Other enterprises set up by 2014/2015 graduates include:
Plastic Diet, which works to reduce the amount of single-use plastic in New Zealand
Y.I.Design, which is dedicated to empowering communities to pool resources and develop buildings that enhance the social urban fabric
Grow Aotearoa, which encourages people to create self-sustaining food systems in their backyards
For Purpose, a platform that enables communities to seek crowd-funded investment to finance their transition to renewable energy.
Creating change from a small country
“It’s all about building capacity. Live the Dream is very hands-on and practical, and it supports young people to develop ideas and solutions so that their projects are not completely dependent on grant funding,” says Guy. In 2016, the charity plans to run a year-long pilot programme to support social entrepreneurs aged 18 to 25 who live in rural or provincial areas.

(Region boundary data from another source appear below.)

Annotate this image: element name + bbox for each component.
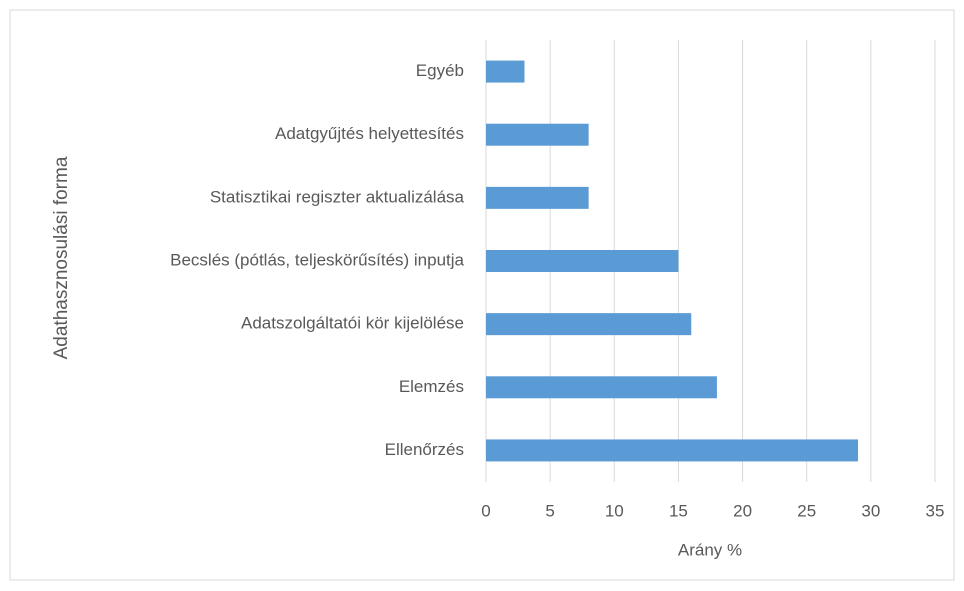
y-tick-label: Becslés (pótlás, teljeskörűsítés) inputj… xyxy=(170,250,464,269)
y-tick-label: Statisztikai regiszter aktualizálása xyxy=(210,187,465,206)
y-tick-label: Ellenőrzés xyxy=(385,440,464,459)
bar xyxy=(486,60,525,83)
bar xyxy=(486,123,589,146)
bar xyxy=(486,376,717,399)
chart-frame xyxy=(9,9,955,581)
x-tick-label: 10 xyxy=(605,501,624,520)
x-tick-label: 15 xyxy=(669,501,688,520)
bar xyxy=(486,439,859,462)
y-tick-label: Elemzés xyxy=(399,377,464,396)
x-tick-label: 25 xyxy=(797,501,816,520)
y-tick-label: Adatgyűjtés helyettesítés xyxy=(275,124,464,143)
bar xyxy=(486,250,679,272)
bar xyxy=(486,186,589,209)
y-tick-label: Egyéb xyxy=(416,61,464,80)
y-tick-label: Adatszolgáltatói kör kijelölése xyxy=(241,314,464,333)
x-tick-label: 35 xyxy=(926,501,945,520)
bar xyxy=(486,313,692,336)
x-axis-label: Arány % xyxy=(678,540,742,559)
x-tick-label: 30 xyxy=(861,501,880,520)
x-tick-label: 20 xyxy=(733,501,752,520)
y-axis-label: Adathasznosulási forma xyxy=(51,156,72,359)
x-tick-label: 0 xyxy=(481,501,490,520)
x-tick-label: 5 xyxy=(545,501,554,520)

“New Zealand is a unique place to pilot this stuff. No-one does it quite like we do,” says Guy. “We have a small population, which makes it reasonably easy to get in the room with the right people to form partnerships and relationships. Getting funding is always a challenge, but that also makes us more resourceful and creative.”
Guy, who turned 30 in 2015, has always believed that Inspiring Stories should be led by young people. He plans to hand over responsibility for the charity to a successor within the next couple of years. But whatever he does next, Guy says he will always believe that young people can play a critical role in finding solutions to the big issues of our time.
“I absolutely love doing this work,” he says. “Connecting with young people who have the courage and motivation to step up to try to change the world for the better gives me great pride and energy.”